The testimony came in written answers to questions in a lawsuit that was settled in late 2013. The previously undisclosed documents were filed this week as part of the federal whistle-blower lawsuit over his team’s sponsorship by the U.S. Postal Service that could lead to fines in excess of $100 million.
Armstrong said those who provided him with performance-enhancing drugs included trainer Pepi Marti, Dr. Pedro Celaya, Dr. Luis Garcia del Moral and Dr. Michele Ferrari, all of whom were involved with Armstrong’s teams or part of his entourage. He also said team manager Johan Bruyneel assisted his doping. Each of them has previously denied they aided Armstrong’s doping.
Armstrong also said he believed former U.S. Postal Team financier Thomas Weisel knew of his doping, which Weisel has denied.

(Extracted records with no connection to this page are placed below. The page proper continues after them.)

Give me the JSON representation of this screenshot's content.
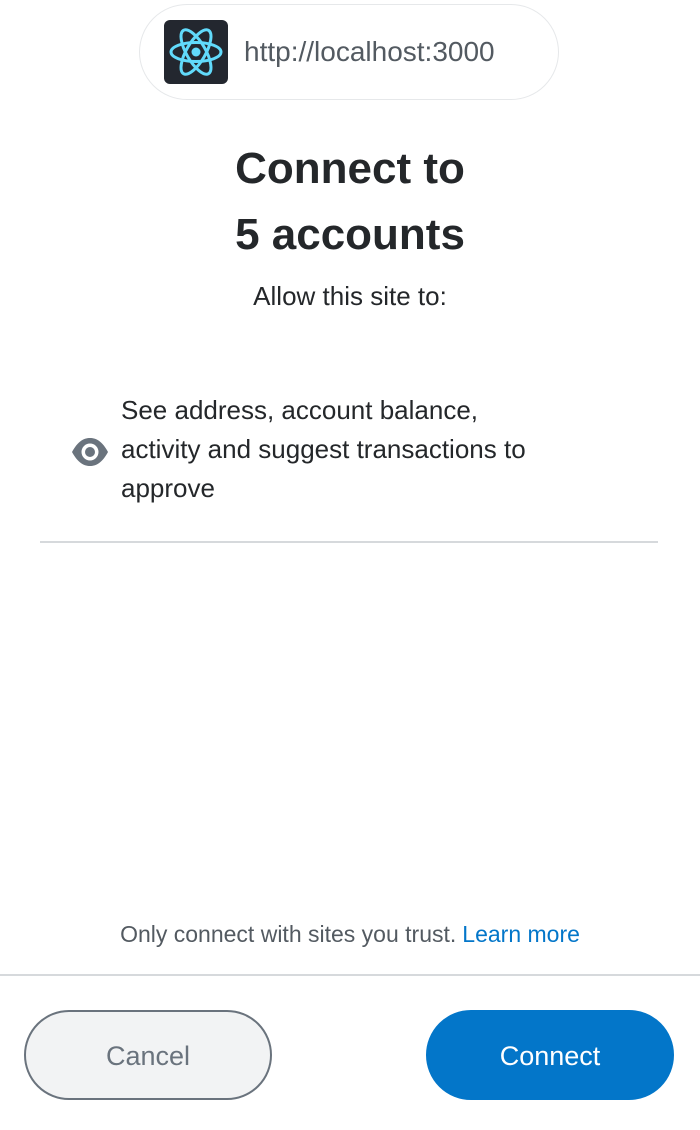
{
  "site": {
    "url": "http://localhost:3000",
    "icon": "react-logo-icon"
  },
  "title": {
    "line1": "Connect to",
    "line2": "5 accounts"
  },
  "subtitle": "Allow this site to:",
  "permissions": [
    {
      "icon": "eye-icon",
      "line1": "See address, account balance,",
      "line2": "activity and suggest transactions to",
      "line3": "approve"
    }
  ],
  "footer": {
    "trust_text": "Only connect with sites you trust.",
    "learn_more": "Learn more"
  },
  "buttons": {
    "cancel": "Cancel",
    "connect": "Connect"
  },
  "colors": {
    "primary": "#0376c9",
    "react": "#61dafb",
    "icon_bg": "#23272f"
  }
}
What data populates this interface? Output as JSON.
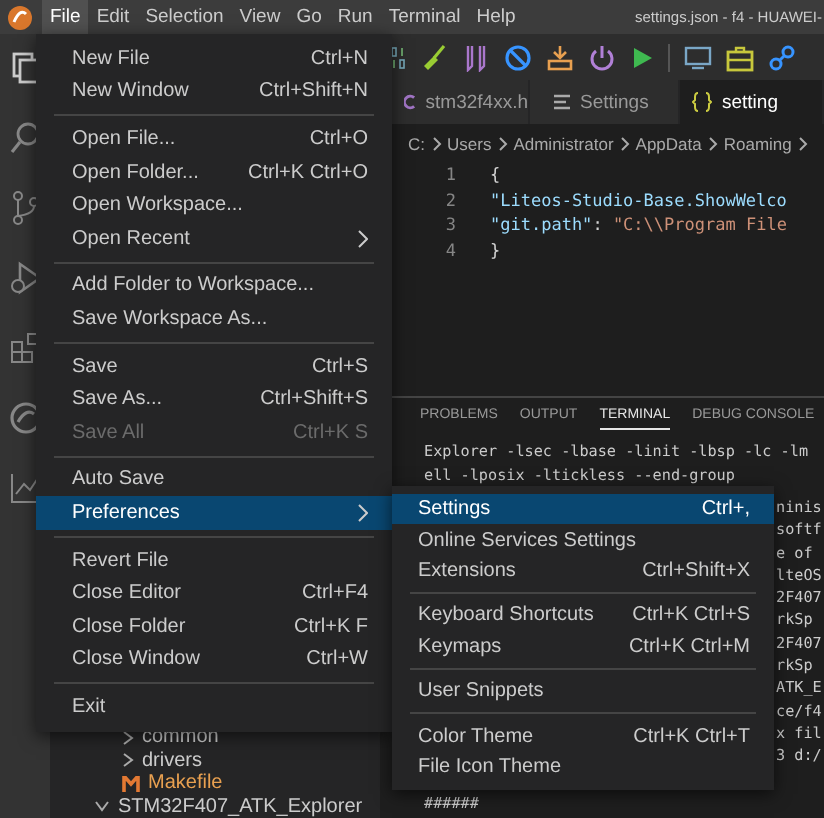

After years of denials, Armstrong first admitted doping during his career in an interview with Oprah Winfrey in January 2013.
His testimony is part of a lawsuit filed by Acceptance Insurance, which wanted repayment of $3 million in performance bonuses paid to him. Armstrong settled the case for an undisclosed sum before he was scheduled to answer questions in person under oath.
His written answers are now part of the federal whistle-blower case initially filed by Armstrong’s former teammate Floyd Landis. The federal government has joined the case.
Armstrong has so far refused to provide sworn testimony to the U.S. Anti-Doping Agency. It was USADA’s detailed report in 2012 of drug use by Armstrong’s U.S. Postal Service team that led to him being stripped of the seven Tour de France titles he won from 1999 to 2005.
USADA has questioned whether Armstrong paid officials at the International Cycling Union to keep his doping secret. Armstrong has said in interviews that former UCI president Hein Verbruggen helped him cover up doping at the 1999 Tour de France, a charge Verbruggen has denied.
In his written answers, Armstrong insisted there was not payment for a cover-up.
“Armstrong has not paid or offered to pay someone to keep his or others’ doping a secret,” Armstrong said. “However, Armstrong has, on occasion, provided benefits or made contributions to many people and institutions, some of whom may have been aware of, or suspected Armstrong’s use of performance-enhancing drugs and banned methods. Armstrong never provided any such benefits or contributions with the intent for it to be a payoff to keep doping a secret.”
Armstrong also maintained his claim that he did not cheat during his comeback in 2009-2010. He finished third in the 2009 Tour de France.